Sette imputati furono ritenuti colpevoli in primo grado. Erano finiti a giudizio con l’accusa di concorso in disastro colposo nel processo conclusosi il 27 ottobre del 2016, dinanzi al giudice Pasquale Sansonetti della seconda sezione penale. Gli imputati furono anche condannati al risarcimento delle parti civili, da stabilirsi in separata sede. Il giudice dispose comunque l’assoluzione di altre sei persone.

L’inchiesta condotta dal pubblico ministero Giuseppe Capoccia si è avvalsa della perizia dei consulenti tecnici d’ufficio – i professori Amedeo Vitone e Carlo Viggiani – e degli ingegneri Fabrizio Palmisano e Pietro Foderà che giunsero alla conclusione che il crollo “fosse stato causato dall’attività dell’uomo e non da cause naturali”.

Sotto la lente della Procura, finirono i lavori eseguiti in alcuni esercizi commerciali. Secondo l’accusa, gli imputati furono, a vario titolo e in diversa misura responsabili dell’indebolimento di una parte strutturalmente molto importante dell’edificio contiguo all’area del crollo, per “negligenza” ed inosservanza delle regole di sicurezza.

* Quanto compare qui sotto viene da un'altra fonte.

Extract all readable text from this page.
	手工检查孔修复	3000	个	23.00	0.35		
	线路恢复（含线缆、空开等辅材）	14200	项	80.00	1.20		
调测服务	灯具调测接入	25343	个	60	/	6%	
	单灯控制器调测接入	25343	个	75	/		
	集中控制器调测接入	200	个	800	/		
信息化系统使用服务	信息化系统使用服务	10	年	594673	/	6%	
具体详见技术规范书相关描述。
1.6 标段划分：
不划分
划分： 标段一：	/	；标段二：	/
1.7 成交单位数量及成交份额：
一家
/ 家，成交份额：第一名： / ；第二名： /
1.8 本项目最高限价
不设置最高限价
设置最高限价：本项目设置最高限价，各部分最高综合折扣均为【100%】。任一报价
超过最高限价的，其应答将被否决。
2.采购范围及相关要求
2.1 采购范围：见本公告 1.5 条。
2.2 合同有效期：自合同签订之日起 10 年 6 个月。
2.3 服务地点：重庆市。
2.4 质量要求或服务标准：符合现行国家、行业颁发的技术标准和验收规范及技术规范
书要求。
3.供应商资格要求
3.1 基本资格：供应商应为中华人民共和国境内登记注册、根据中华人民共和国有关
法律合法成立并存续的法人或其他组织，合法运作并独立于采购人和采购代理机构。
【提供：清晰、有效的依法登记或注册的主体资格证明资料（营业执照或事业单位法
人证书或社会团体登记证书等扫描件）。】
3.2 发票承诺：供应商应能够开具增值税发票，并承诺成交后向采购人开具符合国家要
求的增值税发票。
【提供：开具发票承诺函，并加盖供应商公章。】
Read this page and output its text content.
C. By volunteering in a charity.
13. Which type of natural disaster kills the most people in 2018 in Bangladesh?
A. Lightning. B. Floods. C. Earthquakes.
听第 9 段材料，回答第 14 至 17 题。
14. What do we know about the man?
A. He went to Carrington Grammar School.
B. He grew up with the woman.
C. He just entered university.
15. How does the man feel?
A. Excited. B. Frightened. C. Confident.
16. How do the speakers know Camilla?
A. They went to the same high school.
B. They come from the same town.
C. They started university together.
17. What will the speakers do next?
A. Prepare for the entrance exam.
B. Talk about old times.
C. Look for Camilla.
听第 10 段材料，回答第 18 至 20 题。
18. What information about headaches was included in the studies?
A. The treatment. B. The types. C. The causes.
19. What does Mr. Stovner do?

Nel corso degli anni, ai “carichi” originari costituiti dal banco di calcarenite che gravavano sui locali-grotta, se ne aggiunsero altri, frutto di un intervento dell’uomo. Vi fu una riduzione delle pareti portanti. La conseguenza, in base alla tesi della Procura, fu “il danneggiamento o la totale eliminazione dei percorsi utilizzati dai “carichi” per raggiungere il terreno di fondazione”. In particolare fu demolita una muratura portante originaria al confine con l’edificio contiguo, sostituendola con una trave in cemento armato. I lavori sarebbero stati realizzati in parziale difformità rispetto al progetto originario.